И мой первый сериал, «Закон», был очень хороший, это был дебют Александра Велединского, который после этого снял «Живой», «Русское», «Гадкие лебеди». Хочется назвать эти работы не сериалами, а многосерийными художественными фильмами.

 — Вы же учились вместе с Карбаускисом? То есть могли стать и режиссером?

 — Система обучения на актерско-режиссерском курсе так построена, что режиссеров обязывают играть в этюдах, а актерам дают возможность ставить — а дальше как Бог даст. Вырывающихся наружу режиссерских талантов я в себе не заметила пока, но могу сказать, что в экстренной ситуации, если Родина прикажет, я смогу поставить спектакль.
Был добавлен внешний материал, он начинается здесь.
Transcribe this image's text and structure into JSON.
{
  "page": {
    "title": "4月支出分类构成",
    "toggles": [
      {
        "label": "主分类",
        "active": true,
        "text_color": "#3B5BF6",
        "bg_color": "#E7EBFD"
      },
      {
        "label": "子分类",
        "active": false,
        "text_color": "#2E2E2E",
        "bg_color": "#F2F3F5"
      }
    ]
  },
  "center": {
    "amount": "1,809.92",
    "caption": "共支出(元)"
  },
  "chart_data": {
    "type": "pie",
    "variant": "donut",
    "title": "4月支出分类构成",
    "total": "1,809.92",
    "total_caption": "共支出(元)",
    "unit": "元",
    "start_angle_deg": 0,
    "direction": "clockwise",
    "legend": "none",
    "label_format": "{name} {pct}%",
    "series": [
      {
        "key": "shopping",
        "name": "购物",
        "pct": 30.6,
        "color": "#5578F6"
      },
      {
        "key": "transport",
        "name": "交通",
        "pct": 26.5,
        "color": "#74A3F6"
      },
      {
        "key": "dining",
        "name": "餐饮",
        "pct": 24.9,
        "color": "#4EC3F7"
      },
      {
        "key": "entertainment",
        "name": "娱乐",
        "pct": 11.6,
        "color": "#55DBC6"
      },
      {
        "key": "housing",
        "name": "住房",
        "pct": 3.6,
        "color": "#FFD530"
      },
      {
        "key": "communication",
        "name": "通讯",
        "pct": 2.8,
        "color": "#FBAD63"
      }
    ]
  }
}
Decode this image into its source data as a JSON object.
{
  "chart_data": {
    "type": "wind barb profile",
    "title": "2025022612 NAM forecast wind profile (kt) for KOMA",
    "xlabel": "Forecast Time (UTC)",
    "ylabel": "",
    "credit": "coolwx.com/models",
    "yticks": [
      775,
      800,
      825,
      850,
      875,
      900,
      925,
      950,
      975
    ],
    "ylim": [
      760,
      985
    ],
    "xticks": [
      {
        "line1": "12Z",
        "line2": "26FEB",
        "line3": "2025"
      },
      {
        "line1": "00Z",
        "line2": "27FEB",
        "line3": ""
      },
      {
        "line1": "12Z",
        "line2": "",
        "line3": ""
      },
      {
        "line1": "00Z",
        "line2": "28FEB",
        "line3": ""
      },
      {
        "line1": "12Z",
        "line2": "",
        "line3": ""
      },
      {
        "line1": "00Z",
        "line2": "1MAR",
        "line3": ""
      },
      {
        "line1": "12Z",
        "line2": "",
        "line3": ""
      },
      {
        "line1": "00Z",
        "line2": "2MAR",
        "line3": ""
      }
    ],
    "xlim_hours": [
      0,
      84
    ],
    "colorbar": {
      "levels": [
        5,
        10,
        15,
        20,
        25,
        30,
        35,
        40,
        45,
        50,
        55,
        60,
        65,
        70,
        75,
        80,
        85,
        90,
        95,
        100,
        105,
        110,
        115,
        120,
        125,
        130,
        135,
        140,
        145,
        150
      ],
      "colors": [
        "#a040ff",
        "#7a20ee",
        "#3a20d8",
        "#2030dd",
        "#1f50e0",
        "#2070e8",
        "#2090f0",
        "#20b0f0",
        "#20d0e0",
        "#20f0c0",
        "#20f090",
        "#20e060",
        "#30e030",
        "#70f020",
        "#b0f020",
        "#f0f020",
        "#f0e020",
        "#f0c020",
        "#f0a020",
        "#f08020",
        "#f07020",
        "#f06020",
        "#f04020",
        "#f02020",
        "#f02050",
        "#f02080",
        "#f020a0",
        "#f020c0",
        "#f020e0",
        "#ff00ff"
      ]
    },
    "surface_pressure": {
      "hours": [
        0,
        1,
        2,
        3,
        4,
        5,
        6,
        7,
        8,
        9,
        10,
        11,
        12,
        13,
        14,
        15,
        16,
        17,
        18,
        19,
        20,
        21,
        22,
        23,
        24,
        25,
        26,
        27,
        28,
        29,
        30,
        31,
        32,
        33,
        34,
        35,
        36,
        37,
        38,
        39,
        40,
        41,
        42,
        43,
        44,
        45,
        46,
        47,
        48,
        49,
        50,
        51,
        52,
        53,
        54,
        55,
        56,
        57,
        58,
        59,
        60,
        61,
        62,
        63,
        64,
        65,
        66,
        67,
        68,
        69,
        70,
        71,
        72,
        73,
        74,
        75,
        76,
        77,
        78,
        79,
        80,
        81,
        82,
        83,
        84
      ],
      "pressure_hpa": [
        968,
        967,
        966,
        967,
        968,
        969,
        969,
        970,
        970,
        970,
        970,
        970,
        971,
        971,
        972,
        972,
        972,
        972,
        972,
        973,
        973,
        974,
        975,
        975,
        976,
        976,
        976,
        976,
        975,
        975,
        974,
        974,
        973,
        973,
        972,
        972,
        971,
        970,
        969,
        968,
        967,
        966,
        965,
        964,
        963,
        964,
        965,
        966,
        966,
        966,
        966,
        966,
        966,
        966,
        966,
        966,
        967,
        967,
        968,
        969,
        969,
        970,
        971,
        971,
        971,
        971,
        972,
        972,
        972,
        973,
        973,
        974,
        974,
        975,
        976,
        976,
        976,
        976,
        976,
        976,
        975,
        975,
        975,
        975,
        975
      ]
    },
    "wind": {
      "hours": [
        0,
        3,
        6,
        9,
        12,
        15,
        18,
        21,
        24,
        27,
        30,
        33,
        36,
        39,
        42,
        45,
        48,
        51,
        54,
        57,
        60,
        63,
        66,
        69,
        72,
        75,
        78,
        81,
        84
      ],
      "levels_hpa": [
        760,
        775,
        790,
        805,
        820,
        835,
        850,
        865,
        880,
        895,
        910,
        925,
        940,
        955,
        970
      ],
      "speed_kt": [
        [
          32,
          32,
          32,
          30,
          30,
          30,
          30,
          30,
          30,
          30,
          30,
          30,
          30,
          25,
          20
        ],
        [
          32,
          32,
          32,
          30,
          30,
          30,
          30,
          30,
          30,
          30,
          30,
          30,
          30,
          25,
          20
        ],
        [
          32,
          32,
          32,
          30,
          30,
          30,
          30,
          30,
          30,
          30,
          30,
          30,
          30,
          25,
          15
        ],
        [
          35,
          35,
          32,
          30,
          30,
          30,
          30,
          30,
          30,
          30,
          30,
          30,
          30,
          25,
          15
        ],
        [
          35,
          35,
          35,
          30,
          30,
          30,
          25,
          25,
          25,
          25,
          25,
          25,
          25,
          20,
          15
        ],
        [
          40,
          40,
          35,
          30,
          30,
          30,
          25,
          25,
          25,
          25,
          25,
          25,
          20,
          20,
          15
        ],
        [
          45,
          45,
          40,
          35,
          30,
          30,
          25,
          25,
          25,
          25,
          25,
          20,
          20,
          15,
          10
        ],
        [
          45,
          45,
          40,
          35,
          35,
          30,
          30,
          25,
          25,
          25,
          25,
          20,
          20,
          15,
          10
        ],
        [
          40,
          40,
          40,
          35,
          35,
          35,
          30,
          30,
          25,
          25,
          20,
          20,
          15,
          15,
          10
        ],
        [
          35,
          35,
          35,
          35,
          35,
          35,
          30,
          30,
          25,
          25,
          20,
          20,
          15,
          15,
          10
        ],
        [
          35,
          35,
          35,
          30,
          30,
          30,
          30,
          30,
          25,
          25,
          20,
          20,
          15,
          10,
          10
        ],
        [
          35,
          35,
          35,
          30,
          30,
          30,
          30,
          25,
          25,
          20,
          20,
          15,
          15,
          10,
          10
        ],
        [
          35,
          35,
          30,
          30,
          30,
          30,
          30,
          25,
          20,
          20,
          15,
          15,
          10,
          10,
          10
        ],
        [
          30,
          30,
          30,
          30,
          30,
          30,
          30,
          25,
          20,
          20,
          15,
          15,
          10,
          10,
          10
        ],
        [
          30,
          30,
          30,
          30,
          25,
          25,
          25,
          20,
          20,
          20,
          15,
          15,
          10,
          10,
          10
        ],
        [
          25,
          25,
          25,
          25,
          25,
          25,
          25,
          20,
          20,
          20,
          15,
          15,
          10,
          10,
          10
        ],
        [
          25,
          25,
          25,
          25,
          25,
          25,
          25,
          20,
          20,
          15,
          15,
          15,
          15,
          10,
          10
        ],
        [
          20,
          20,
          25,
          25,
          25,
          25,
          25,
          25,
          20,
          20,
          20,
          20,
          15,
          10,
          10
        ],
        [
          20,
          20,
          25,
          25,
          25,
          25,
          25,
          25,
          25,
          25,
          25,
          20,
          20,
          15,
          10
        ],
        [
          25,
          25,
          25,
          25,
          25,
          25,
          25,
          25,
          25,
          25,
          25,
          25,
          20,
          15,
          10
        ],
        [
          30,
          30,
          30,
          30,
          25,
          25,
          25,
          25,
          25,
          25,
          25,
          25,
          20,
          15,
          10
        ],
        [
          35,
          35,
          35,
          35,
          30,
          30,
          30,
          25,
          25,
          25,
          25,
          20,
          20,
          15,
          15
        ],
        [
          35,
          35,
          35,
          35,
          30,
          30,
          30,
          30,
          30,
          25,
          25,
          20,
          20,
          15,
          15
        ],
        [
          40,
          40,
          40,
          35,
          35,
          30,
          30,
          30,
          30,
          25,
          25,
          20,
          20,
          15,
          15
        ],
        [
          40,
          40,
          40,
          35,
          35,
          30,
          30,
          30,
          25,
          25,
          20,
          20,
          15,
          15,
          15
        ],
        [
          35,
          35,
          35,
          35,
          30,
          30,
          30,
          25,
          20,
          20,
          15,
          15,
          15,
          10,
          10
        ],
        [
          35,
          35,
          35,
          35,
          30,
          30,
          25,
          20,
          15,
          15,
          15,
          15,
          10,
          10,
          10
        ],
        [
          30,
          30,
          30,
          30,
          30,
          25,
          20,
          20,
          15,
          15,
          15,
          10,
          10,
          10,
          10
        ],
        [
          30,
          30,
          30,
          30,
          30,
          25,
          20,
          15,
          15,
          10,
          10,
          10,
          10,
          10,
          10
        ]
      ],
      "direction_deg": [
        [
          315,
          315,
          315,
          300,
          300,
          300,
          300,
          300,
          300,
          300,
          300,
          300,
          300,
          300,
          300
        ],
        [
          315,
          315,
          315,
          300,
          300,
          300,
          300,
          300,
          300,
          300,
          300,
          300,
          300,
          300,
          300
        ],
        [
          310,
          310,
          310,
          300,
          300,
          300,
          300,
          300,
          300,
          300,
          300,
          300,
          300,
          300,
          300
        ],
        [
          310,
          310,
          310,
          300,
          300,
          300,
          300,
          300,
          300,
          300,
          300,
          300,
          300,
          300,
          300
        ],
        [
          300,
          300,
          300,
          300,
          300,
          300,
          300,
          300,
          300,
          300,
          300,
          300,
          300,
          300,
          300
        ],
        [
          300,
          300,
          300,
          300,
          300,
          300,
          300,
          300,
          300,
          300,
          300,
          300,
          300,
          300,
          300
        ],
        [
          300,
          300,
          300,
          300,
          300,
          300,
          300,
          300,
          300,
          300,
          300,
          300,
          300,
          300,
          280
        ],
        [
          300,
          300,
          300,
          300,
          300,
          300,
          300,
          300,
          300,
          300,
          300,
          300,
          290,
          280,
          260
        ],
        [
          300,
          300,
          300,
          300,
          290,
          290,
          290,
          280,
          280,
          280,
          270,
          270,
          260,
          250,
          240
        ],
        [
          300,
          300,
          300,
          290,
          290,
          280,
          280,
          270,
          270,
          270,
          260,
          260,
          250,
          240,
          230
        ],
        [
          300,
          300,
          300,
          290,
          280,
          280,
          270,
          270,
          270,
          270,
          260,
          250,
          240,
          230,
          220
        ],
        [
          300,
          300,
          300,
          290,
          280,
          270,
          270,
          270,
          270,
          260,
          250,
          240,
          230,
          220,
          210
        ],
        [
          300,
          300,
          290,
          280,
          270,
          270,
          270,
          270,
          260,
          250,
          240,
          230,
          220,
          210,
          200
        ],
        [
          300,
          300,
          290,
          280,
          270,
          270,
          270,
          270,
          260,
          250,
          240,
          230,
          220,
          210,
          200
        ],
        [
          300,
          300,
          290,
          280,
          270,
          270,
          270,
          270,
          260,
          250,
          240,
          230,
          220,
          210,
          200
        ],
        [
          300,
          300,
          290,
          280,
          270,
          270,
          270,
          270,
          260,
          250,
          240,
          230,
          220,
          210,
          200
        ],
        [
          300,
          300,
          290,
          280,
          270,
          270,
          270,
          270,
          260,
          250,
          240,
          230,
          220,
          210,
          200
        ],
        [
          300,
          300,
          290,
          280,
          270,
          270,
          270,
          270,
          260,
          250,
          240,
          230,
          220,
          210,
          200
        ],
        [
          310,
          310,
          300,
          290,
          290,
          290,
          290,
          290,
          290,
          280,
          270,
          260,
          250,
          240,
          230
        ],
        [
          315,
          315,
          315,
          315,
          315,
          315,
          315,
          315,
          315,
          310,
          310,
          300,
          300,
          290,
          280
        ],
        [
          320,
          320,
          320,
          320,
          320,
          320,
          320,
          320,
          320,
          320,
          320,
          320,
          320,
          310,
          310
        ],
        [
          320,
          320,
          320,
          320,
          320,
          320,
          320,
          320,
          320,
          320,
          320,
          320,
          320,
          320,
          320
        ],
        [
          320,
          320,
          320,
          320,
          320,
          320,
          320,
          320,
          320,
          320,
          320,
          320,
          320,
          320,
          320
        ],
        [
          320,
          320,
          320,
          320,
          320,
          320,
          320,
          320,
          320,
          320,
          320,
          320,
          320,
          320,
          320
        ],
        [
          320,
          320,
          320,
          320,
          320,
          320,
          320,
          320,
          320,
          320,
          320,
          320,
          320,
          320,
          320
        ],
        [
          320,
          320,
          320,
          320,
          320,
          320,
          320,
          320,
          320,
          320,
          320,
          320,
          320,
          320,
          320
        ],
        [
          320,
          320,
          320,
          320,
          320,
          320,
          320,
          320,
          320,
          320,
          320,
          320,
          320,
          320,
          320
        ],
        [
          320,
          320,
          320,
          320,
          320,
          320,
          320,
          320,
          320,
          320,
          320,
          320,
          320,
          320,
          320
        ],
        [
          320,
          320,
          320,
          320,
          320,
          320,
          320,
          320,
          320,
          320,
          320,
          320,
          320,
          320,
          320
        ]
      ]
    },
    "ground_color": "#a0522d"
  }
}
У нас в театре возьмите любого актера, он что угодно разберет и поставит. Но тогда что же делать режиссерам? Пусть лучше каждый занимается своим делом — талантливо.

 — Чему вас научили годы в театре?

 — Видеть. Слышать. Отда╜вать. Терпеть. Прощать. Анализировать. Преодолевать.

 — В какой роли вы сами себе удивились?

 — В каждой роли удивление и радость приходят, когда роль и спектакль начинают дышать и жить. Когда режиссерский замысел уводит туда, где ты и не чаял оказаться.

А вообще в процессе работы над каждой ролью раскрываешь в себе много разного. Иногда нелицеприятного. Есть возможность отслеживать изменения в работе души в течение жизни, возможность что-то изменить.

 — Ваша Харита Игнатьевна сидит такая сухая, прямая, спокойно курит, догадываясь, что происходит за Волгой между Ларисой и Паратовым.

Она торгует дочерьми и словно не видит певческого таланта в Ларисе. Словно сознательно помогает таланту погибнуть. Ларисин талант — ее слабость?

 — Не певческий талант главное в Ларисе, главное — талант любить. Моя Харита — мамаша Кураж. Хотела как лучше, а получилось┘ то, что получилось. Возможно, если бы Лариса выжила, то с годами стала бы очень похожа на мать.

Поэтому моя Харита — трагический персонаж, а не мелодраматический. Ларису, дочь, спасает то, что у нее реакция на человеческую пошлость, несовместимая с жизнью. Она человек без кожи. Для нее смерть — спасение. 

 — Что вас радовало этой зимой?

 — Солнышко! Сразу все хорошо. В Москве тяжело из-за серости. Люблю рождественские праздники — люди уезжают, мы работаем, и опустевший несуетливый город становится похож на Москву моего детства. Опять же «Бесприданницу» мы выпустили. Вот у нас новый дом, такой прекрасный, новые гримерки. Сцена учится дышать, буфет работает, тренажерный зал, цеха, все хорошо.

Окна в гримерку Курдюбовой и Агуреевой (Хариты Игнатьевны и Ларисы Огудаловой) задернуты плотной гардиной. «Чтобы водители по Третьему кольцу спокойно ехали по делам, — серьезно говорит Наташа. — А в морозную зиму мы запросто гуляем по замерзшей Москва-реке как раз посередине между „Сити“ и театром. Красота!».